Buenos Aires - Os governos da Bolívia, Argentina e Venezuela assinaram acordos energéticos e anunciaram investimentos de US$ 1 bilhão, em reunião entre os presidentes Evo Morales, Néstor Kirchner e Hugo Chávez, em Tarija, no Sul da Bolívia.
Kirchner garantiu a Morales que se “a Petrobras e a (espanhola) Repsol não fizerem novos investimentos para desenvolver a extração de gás na Bolívia”, que a Argentina os fará.

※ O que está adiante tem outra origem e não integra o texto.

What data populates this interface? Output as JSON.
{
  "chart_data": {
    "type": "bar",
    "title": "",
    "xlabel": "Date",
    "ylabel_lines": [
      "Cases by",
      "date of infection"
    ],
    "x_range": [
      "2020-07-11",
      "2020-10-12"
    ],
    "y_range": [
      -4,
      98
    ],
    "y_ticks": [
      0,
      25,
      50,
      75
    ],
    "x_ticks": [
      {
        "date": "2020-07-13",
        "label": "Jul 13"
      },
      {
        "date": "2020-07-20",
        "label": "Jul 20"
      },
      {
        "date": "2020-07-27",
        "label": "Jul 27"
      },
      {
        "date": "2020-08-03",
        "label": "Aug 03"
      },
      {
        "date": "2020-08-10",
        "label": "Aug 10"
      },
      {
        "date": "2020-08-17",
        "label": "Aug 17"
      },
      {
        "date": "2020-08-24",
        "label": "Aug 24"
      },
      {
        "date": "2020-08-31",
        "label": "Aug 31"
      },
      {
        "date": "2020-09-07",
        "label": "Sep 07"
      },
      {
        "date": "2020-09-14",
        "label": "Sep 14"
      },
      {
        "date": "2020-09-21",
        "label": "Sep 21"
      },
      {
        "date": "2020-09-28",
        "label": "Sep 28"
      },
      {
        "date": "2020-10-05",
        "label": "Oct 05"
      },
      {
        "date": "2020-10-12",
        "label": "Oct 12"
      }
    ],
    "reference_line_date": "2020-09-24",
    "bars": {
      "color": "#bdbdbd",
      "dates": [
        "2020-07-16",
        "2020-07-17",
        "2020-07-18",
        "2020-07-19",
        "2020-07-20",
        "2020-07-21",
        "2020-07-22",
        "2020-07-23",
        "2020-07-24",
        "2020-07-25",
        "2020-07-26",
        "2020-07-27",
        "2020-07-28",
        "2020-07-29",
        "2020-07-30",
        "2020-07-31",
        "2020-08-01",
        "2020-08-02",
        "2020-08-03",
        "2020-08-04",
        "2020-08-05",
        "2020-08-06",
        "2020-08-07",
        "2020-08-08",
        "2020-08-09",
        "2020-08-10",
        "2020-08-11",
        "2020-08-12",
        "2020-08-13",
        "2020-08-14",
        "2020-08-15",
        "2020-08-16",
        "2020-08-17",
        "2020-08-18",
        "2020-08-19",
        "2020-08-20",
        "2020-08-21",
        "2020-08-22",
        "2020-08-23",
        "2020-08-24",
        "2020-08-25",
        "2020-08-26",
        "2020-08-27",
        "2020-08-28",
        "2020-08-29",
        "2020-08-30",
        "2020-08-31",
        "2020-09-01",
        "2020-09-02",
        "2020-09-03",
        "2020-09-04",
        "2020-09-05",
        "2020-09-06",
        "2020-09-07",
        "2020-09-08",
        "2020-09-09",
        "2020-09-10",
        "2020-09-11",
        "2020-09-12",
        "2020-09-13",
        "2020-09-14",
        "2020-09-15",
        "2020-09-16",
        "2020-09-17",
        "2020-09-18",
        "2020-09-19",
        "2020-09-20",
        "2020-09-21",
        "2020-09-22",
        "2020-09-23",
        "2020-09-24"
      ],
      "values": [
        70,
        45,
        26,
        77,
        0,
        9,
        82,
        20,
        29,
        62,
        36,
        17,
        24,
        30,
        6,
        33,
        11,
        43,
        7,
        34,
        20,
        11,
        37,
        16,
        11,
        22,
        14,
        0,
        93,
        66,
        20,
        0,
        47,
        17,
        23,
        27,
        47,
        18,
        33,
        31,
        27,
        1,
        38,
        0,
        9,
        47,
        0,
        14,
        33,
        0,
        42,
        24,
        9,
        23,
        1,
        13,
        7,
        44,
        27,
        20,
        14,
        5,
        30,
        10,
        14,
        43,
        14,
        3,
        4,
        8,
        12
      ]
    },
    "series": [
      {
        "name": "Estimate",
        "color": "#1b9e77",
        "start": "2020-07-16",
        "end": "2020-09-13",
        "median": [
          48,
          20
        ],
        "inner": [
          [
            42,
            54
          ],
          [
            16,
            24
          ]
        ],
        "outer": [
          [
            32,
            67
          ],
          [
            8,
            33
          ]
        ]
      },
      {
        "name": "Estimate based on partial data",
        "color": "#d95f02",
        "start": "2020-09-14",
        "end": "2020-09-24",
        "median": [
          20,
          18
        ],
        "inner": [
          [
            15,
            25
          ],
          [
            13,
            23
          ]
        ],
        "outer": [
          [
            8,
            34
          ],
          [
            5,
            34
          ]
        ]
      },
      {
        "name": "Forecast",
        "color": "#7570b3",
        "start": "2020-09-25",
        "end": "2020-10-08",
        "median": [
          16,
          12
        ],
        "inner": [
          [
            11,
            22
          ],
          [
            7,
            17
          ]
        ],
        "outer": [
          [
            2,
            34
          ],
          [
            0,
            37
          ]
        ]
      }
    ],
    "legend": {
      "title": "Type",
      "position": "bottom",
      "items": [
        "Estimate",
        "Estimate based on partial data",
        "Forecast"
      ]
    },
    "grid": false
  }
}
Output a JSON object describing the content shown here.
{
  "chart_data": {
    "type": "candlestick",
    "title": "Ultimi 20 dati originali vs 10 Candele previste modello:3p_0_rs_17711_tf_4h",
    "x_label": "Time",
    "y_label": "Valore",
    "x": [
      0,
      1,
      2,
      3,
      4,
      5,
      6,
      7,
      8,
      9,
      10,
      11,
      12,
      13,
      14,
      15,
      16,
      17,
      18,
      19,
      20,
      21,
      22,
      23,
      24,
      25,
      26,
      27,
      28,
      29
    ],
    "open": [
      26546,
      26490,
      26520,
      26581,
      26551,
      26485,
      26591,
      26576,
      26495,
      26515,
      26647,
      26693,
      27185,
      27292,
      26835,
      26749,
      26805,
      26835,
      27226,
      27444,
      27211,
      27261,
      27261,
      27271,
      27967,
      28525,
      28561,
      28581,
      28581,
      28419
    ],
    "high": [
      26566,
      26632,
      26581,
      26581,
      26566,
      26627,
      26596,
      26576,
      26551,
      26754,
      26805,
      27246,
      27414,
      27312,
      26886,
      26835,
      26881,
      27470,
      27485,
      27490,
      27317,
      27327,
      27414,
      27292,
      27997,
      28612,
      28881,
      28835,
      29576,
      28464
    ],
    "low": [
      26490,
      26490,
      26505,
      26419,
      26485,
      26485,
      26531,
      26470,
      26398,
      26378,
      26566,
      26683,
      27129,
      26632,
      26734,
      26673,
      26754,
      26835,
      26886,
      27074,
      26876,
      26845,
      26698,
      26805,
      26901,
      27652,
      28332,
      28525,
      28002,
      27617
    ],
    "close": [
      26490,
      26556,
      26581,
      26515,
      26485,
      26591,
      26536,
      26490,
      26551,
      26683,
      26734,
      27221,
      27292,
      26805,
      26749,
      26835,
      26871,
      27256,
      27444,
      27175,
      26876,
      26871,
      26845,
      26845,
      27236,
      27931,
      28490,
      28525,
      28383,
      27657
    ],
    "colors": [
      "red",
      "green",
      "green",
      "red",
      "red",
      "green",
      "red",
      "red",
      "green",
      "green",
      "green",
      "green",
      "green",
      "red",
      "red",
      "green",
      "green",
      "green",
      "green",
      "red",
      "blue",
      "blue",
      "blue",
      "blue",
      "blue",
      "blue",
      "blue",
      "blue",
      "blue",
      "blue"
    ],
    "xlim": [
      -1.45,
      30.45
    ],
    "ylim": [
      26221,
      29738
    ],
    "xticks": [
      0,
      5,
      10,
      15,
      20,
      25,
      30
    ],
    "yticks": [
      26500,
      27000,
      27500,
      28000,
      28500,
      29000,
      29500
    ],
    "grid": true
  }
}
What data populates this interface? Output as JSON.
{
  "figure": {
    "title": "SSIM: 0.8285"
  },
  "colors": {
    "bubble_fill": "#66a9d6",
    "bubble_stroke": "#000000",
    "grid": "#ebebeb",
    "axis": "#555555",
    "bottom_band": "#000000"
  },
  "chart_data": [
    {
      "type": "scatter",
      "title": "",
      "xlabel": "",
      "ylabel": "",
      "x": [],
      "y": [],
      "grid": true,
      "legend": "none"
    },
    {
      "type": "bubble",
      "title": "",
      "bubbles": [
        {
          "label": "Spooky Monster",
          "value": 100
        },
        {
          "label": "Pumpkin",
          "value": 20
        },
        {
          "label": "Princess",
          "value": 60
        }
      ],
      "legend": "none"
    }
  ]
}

Mas disse que isso não era uma ameaça.
“Querido Evo, se esses empresários não cumprem, seja Petrobras ou Repsol, pegue o telefone, pois os argentinos investirão para gerar o necessário”, disse Kirchner.
Morales ameaçou retirar os poços das empresas que não realizarem investimentos. “Os campos que não receberem investimentos serão recuperados pelo Estado sem medo e com ações e decisões políticas”, disse Morales.
Os campos gasíferos estão justamente na região de Tarija, perto da fronteira com a Argentina, onde estão a Petrobras, a espanhola Repsol, a francesa Total e as britânicas British Gas e British Petroleum.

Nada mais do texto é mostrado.